Stimulus = een prikkel. Dit is een verandering binnen of buiten een organisme waarop
gereageerd wordt. De reactie wordt een respons genoemd.
Een respons hoeft niet per se zichtbaar te zijn, dit noem je converte respons.
Als het wel zichtbaar is noem je dit overte respons. Deze respons is te zien in gedrag.
Het behaviorisme heeft dit denken gemeengoed gemaakt.
4.3 Hoe leren wij door klassiek conditioneren?
Klassieke conditionering wordt aan de fysioloog Ivan Pavlov toegeschreven. Hij deed
onderzoek naar de spijsvertering en ontdekte mechanisme waarmee een deel van het leren
door organismen te verklaren is. Dit mechanisme staat bekend onder de term klassieke
conditionering, wat leren betekend. Klassieke conditionering is een eenvoudige vorm van
leren die automatisch verloopt. De ene gebeurtenis (stimulus) wordt met een andere
geassocieerd, doordat zij meerdere keren gelijktijdig plaatsvinden en vervolgens dezelfde
reactie (respons) uitlokken.
Tussen stimulus en respons heb je verschillen. Bij ongeconditioneerd betekend dat het
aangeboren is. Bij geconditioneerd is het aangeleerd.
Klassieke conditionering is moeilijk af te leren. Als iets plotseling gebeurt dan schrik je. Het
gebeurt automatisch. Het is een vorm van leren waarbij niet nagedacht hoeft te worden.

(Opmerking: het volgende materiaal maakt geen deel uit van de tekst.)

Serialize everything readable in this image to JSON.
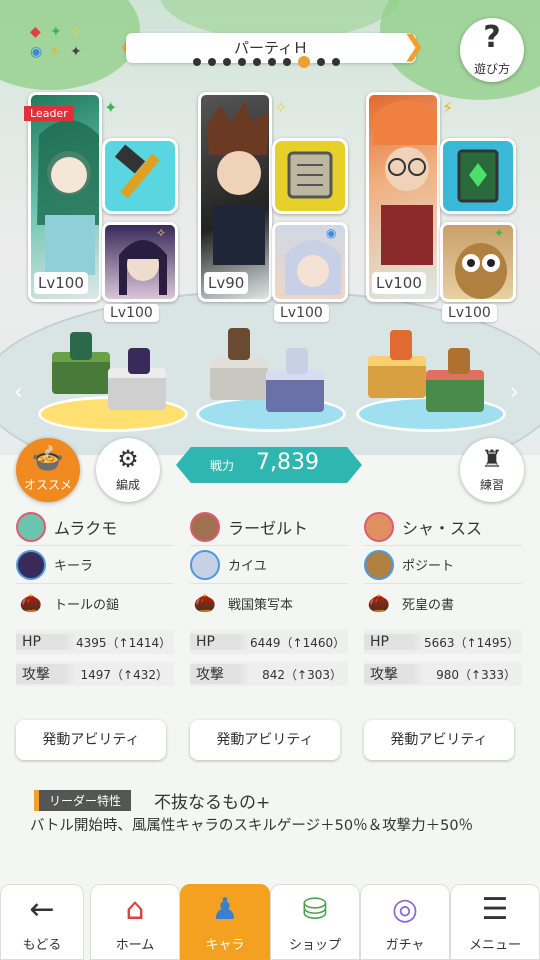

Watson deed een experiment naar een hard geluid en muizen, de testpersoon werd toen
bang voor muizen. Dit noem je ook wel fobie.
, 4.3.1 Generaliseren
Hiermee wordt verbreding bedoeld. Bij stimulusgeneralisatie worden respons geassocieerd
met bepaalde prikkels die ook bij andere situaties terug kunnen komen. De prikkels lijken
dan op elkaar.
4.3.2 Discrimineren
Het tegenovergestelde van generaliseren. Dit begrip houdt in dat een organisme alleen maar
op een stimulus leert reageren als deze aan bepaalde kenmerken van de oorspronkelijke
stimulus voldoet. Gebeurt dit niet dan zal het de reactie ook minder zijn.
4.3.3 Reinforcement
Engelse woord voor bekrachtiging. Reinforcement lokt de respons uit. Zonder reinforcement
is er geen leren.
4.3.4 Extinctie
Als reinforcement stopt, dan zal de geleerde verbinding tussen de geconditioneerde stimulus
en de geconditioneerde respons weer afgeleerd worden. Men spreekt dan van uitdoving of
extinctie, beide betekenen letterlijk uitsterven. Het geleerde gedrag wordt niet meer
getoond.
4.4 Hoe leren wij door operant conditioneren?

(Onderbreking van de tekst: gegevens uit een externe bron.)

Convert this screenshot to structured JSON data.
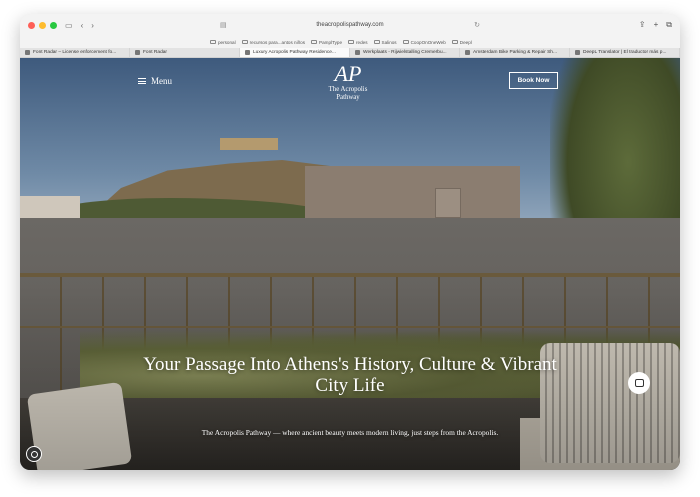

Operante conditionering is het leerproces waarin het gedrag van een mens verandert als
gevolg van consequenties die het gedrag oproept. Denk aan straffen en belonen.

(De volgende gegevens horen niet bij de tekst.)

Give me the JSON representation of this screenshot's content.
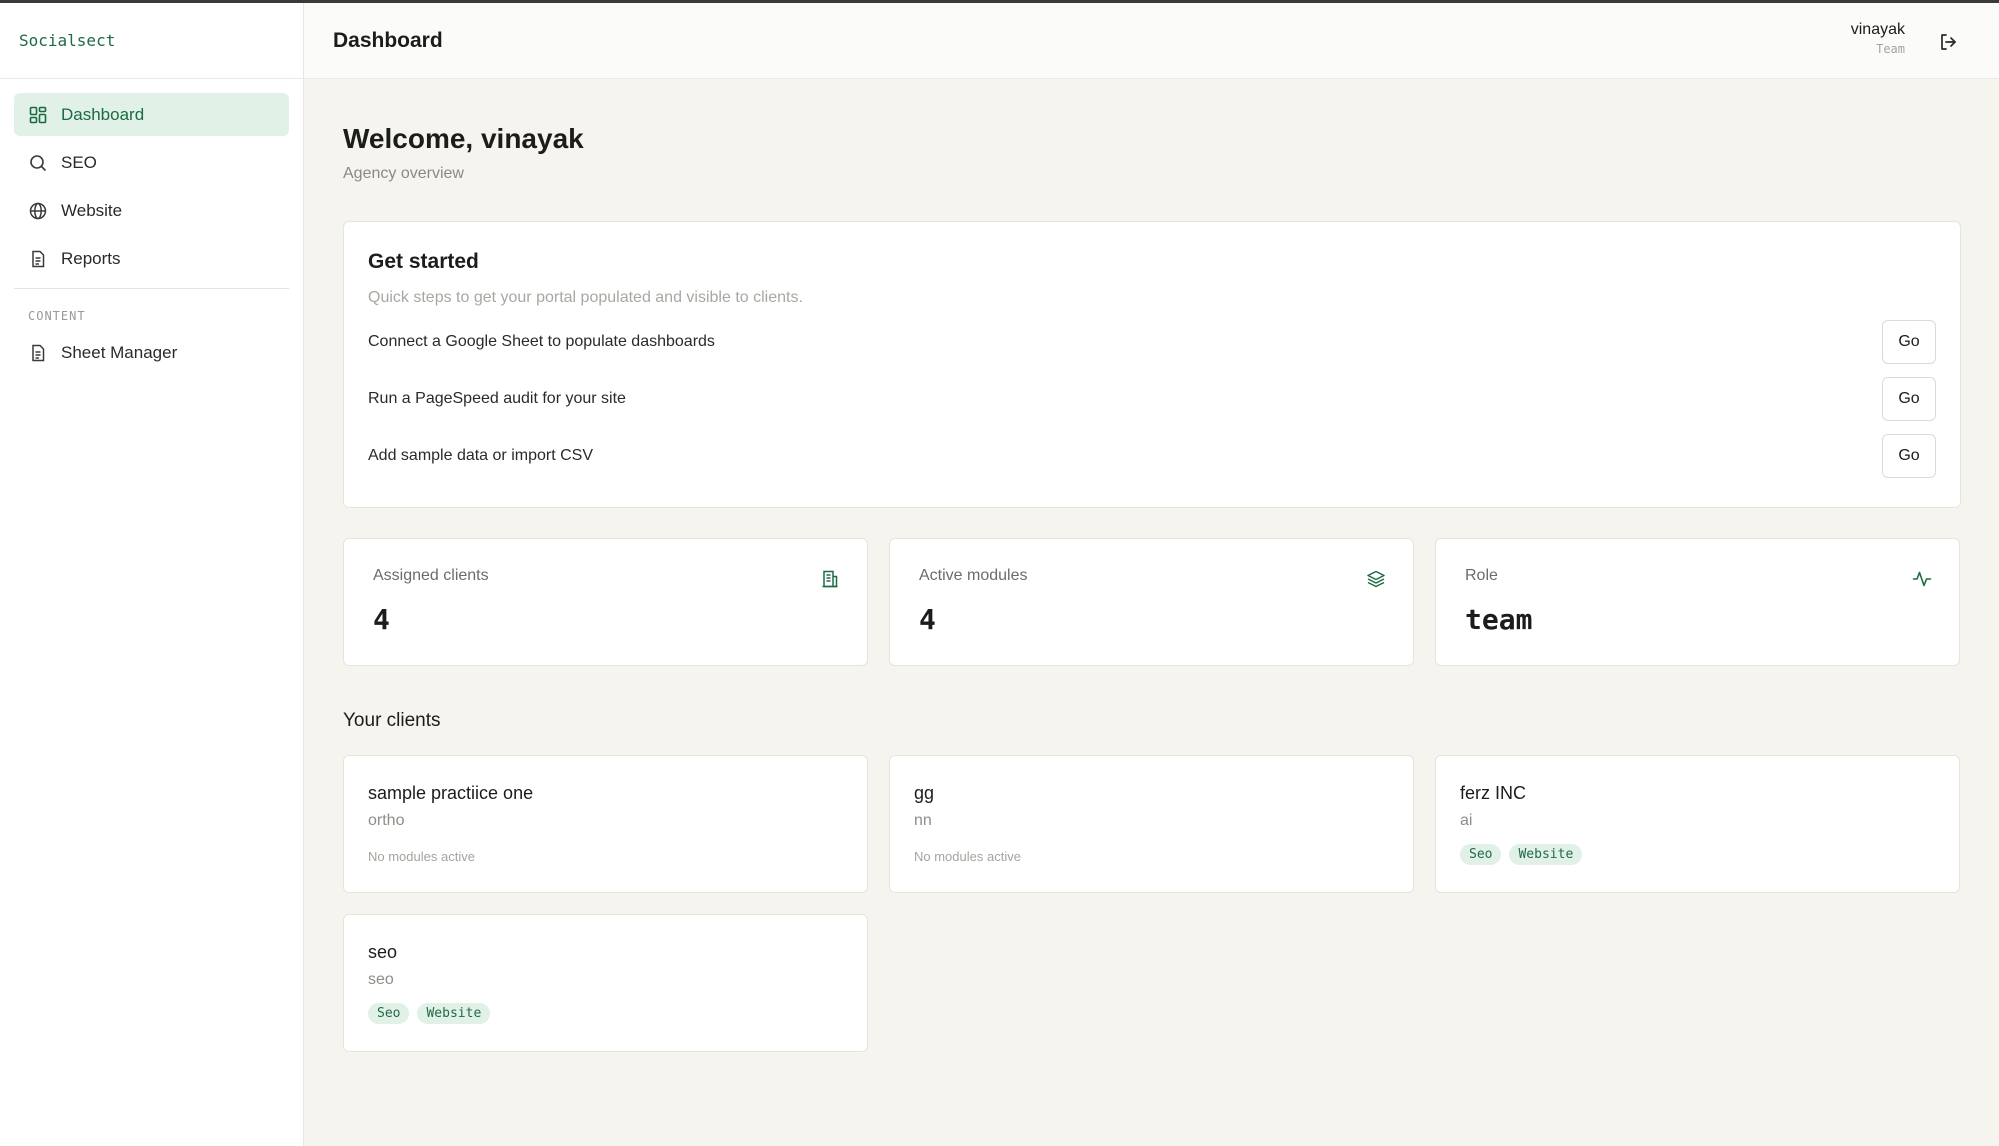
{
  "brand": "Socialsect",
  "sidebar": {
    "items": [
      {
        "label": "Dashboard",
        "icon": "dashboard-grid-icon",
        "active": true
      },
      {
        "label": "SEO",
        "icon": "search-icon"
      },
      {
        "label": "Website",
        "icon": "globe-icon"
      },
      {
        "label": "Reports",
        "icon": "document-icon"
      }
    ],
    "section_label": "CONTENT",
    "section_items": [
      {
        "label": "Sheet Manager",
        "icon": "document-icon"
      }
    ]
  },
  "header": {
    "title": "Dashboard",
    "user_name": "vinayak",
    "user_role": "Team",
    "logout_icon": "logout-icon"
  },
  "main": {
    "welcome": "Welcome, vinayak",
    "subtitle": "Agency overview",
    "get_started": {
      "title": "Get started",
      "subtitle": "Quick steps to get your portal populated and visible to clients.",
      "steps": [
        {
          "label": "Connect a Google Sheet to populate dashboards",
          "button": "Go"
        },
        {
          "label": "Run a PageSpeed audit for your site",
          "button": "Go"
        },
        {
          "label": "Add sample data or import CSV",
          "button": "Go"
        }
      ]
    },
    "stats": [
      {
        "label": "Assigned clients",
        "value": "4",
        "icon": "building-icon"
      },
      {
        "label": "Active modules",
        "value": "4",
        "icon": "layers-icon"
      },
      {
        "label": "Role",
        "value": "team",
        "icon": "activity-icon"
      }
    ],
    "clients_heading": "Your clients",
    "clients": [
      {
        "name": "sample practiice one",
        "sub": "ortho",
        "note": "No modules active",
        "tags": []
      },
      {
        "name": "gg",
        "sub": "nn",
        "note": "No modules active",
        "tags": []
      },
      {
        "name": "ferz INC",
        "sub": "ai",
        "note": "",
        "tags": [
          "Seo",
          "Website"
        ]
      },
      {
        "name": "seo",
        "sub": "seo",
        "note": "",
        "tags": [
          "Seo",
          "Website"
        ]
      }
    ]
  },
  "colors": {
    "accent": "#1f6b45",
    "accent_bg": "#e1f1e7",
    "page_bg": "#f5f4ef"
  }
}
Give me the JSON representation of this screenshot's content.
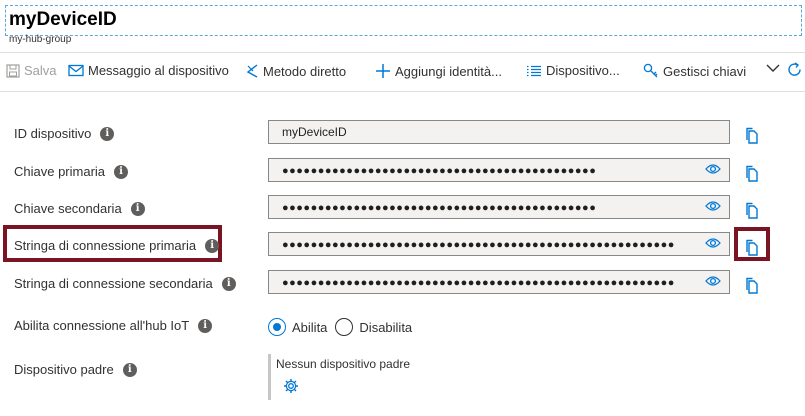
{
  "header": {
    "title": "myDeviceID",
    "subtitle": "my-hub-group"
  },
  "toolbar": {
    "save": "Salva",
    "message": "Messaggio al dispositivo",
    "direct_method": "Metodo diretto",
    "add_identity": "Aggiungi identità...",
    "device": "Dispositivo...",
    "manage_keys": "Gestisci chiavi"
  },
  "fields": {
    "device_id": {
      "label": "ID dispositivo",
      "value": "myDeviceID"
    },
    "primary_key": {
      "label": "Chiave primaria",
      "value": "●●●●●●●●●●●●●●●●●●●●●●●●●●●●●●●●●●●●●●●●●●●●"
    },
    "secondary_key": {
      "label": "Chiave secondaria",
      "value": "●●●●●●●●●●●●●●●●●●●●●●●●●●●●●●●●●●●●●●●●●●●●"
    },
    "primary_conn": {
      "label": "Stringa di connessione primaria",
      "value": "●●●●●●●●●●●●●●●●●●●●●●●●●●●●●●●●●●●●●●●●●●●●●●●●●●●●●●●"
    },
    "secondary_conn": {
      "label": "Stringa di connessione secondaria",
      "value": "●●●●●●●●●●●●●●●●●●●●●●●●●●●●●●●●●●●●●●●●●●●●●●●●●●●●●●●"
    }
  },
  "hub_connection": {
    "label": "Abilita connessione all'hub IoT",
    "enable": "Abilita",
    "disable": "Disabilita",
    "selected": "Abilita"
  },
  "parent": {
    "label": "Dispositivo padre",
    "value": "Nessun dispositivo padre"
  },
  "info_glyph": "i",
  "colors": {
    "accent": "#0078d4",
    "highlight": "#7a1422"
  }
}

Belonen wordt ook wel de wet van het effect genoemd.
We zijn in staat om op specifieke momenten beloning of straf te geven, waardoor we bij een
ander bepaald gedrag tot stand brengen. We noemen dit opvoeding.
Psycholoog B.F Skinner deed onderzoek naar straffen en belonen. Hij betoogd dat veel
gedrag aan te leren is, als je het maar beloond.
4.4.2 Discrimineren
Bij operant conditioneren houdt het in dat het organisme leert dat alleen bij specifieke
kenmerken van de discriminatieve stimulus het gedrag bekrachtigd wordt. Dus de situatie of
gebeurtenis die het gedrag uitlokt wordt steeds specifieker.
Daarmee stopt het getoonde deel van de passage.